● You should now be ready to actually remove the nozzle. It’s going to be hot, so again,
make sure the paper towel is in place on the print bed, because if the nozzle drops the
paper towel will prevent it from melting the tape where it lands.
● Here’s the one tricky and important part:
○ Slide the 13 mm open end wrench onto the aluminum block from the left. Slip the
7 mm nut driver onto the nozzle. (If you have a good feel for and experience with
this type of thing, feel free to use different orientations.)
○ The purpose of the wrench is to counter the twisting force on the aluminum block
(and therefore the relatively delicate Filament Tube) that will be applied to it
through the effort of loosening the nozzle. All you need to do is keep it from trying
to twist. You will therefore resist the nozzle-twisting force with a matching force.

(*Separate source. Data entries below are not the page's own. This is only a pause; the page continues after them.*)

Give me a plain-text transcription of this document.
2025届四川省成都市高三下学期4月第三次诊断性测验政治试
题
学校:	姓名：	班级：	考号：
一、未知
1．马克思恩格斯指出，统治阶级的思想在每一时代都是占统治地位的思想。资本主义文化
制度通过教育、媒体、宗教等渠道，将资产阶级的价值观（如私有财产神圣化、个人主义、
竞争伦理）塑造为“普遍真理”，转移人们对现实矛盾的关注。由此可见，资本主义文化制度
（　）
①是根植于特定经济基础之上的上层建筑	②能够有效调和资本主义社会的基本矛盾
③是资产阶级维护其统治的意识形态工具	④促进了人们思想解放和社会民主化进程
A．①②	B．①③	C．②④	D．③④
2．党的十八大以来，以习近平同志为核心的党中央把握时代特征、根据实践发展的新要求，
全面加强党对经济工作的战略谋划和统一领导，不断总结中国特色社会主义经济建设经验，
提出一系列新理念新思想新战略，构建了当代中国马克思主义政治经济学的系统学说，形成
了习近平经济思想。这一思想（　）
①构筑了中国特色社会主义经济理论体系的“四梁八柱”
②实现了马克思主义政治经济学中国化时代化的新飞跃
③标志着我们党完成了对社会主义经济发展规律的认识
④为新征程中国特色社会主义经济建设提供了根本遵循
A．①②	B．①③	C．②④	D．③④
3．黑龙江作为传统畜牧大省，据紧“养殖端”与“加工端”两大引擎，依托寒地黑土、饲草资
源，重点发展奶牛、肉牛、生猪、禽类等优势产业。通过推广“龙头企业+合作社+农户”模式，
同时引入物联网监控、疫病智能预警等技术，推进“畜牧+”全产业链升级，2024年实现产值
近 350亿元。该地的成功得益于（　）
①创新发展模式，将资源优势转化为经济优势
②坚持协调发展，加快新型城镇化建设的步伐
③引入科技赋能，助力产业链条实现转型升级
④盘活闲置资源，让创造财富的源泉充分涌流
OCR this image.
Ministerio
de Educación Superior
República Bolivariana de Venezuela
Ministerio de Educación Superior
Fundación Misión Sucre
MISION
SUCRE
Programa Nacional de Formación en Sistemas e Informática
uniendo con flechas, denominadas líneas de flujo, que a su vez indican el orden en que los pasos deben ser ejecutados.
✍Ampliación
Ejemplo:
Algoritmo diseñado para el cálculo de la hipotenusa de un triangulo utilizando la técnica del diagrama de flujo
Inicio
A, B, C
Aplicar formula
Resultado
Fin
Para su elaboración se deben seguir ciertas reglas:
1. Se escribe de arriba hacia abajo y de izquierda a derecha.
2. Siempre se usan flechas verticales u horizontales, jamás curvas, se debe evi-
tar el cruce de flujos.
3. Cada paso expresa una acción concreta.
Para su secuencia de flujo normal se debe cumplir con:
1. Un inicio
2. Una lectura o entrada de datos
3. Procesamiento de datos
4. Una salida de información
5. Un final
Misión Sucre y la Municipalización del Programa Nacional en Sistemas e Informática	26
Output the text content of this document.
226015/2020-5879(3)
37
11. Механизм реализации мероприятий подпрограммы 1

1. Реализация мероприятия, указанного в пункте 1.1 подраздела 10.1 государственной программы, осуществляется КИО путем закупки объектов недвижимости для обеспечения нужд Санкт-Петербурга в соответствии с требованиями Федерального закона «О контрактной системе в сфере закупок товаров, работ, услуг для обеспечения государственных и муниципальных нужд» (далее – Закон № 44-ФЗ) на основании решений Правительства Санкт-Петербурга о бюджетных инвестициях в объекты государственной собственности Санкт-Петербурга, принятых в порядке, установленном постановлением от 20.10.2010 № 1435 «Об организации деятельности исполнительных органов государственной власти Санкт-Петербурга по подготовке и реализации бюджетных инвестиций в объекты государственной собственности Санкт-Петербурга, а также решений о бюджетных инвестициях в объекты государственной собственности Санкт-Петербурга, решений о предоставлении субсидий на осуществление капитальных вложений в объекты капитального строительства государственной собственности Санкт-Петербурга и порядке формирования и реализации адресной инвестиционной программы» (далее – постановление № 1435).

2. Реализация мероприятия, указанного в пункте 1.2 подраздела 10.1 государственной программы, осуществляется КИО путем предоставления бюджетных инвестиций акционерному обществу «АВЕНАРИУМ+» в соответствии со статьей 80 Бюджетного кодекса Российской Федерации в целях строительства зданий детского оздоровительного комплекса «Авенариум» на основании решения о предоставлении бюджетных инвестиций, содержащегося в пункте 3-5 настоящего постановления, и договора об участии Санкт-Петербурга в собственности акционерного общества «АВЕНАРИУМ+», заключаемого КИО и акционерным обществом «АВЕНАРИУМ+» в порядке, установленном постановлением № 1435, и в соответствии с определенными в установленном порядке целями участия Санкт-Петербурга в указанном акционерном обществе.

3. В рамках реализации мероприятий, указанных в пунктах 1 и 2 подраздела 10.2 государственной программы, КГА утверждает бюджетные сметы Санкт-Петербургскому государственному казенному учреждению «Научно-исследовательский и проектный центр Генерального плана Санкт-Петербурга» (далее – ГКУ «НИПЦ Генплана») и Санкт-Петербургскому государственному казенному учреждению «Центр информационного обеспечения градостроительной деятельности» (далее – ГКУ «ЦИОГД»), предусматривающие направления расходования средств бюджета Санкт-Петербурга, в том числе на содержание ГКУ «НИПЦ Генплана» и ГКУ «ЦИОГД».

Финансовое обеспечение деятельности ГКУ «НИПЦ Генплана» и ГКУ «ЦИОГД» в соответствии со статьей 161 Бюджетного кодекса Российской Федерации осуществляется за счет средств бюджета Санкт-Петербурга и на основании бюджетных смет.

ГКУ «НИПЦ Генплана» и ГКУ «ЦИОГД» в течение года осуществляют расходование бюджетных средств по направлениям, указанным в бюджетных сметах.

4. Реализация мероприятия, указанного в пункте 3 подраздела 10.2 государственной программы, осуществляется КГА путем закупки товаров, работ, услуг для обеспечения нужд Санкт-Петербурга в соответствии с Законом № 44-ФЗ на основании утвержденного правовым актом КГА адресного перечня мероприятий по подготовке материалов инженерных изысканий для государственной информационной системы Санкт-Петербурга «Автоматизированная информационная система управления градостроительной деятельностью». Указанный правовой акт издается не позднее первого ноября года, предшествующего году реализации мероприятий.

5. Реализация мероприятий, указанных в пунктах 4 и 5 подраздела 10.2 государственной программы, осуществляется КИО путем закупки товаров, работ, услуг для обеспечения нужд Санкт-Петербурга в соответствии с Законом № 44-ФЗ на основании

○ If you take a long time with these next steps, the wrench will become too hot to
work with and you will need to remove it and wait for it to cool down before trying
again.
○ The nut driver on the nozzle needs to rotate with the near side traveling toward
your left. Slowly apply a twisting torque on the nozzle. Match that twisting force
using the 13mm wrench - thumb pressing near the aluminum block, fingers
pulling on the left end.
○ The nozzle should fairly easily break free and become easy to turn. At that point,
you can remove the 13mm wrench, and also turn off the head heat.
○ Spin the 7 mm nut driver a few times to remove the nozzle. Just leave it in the
end of the nut driver to cool down. Do not try to remove it until it has cooled down
- the nozzle will burn you if you try to grab it.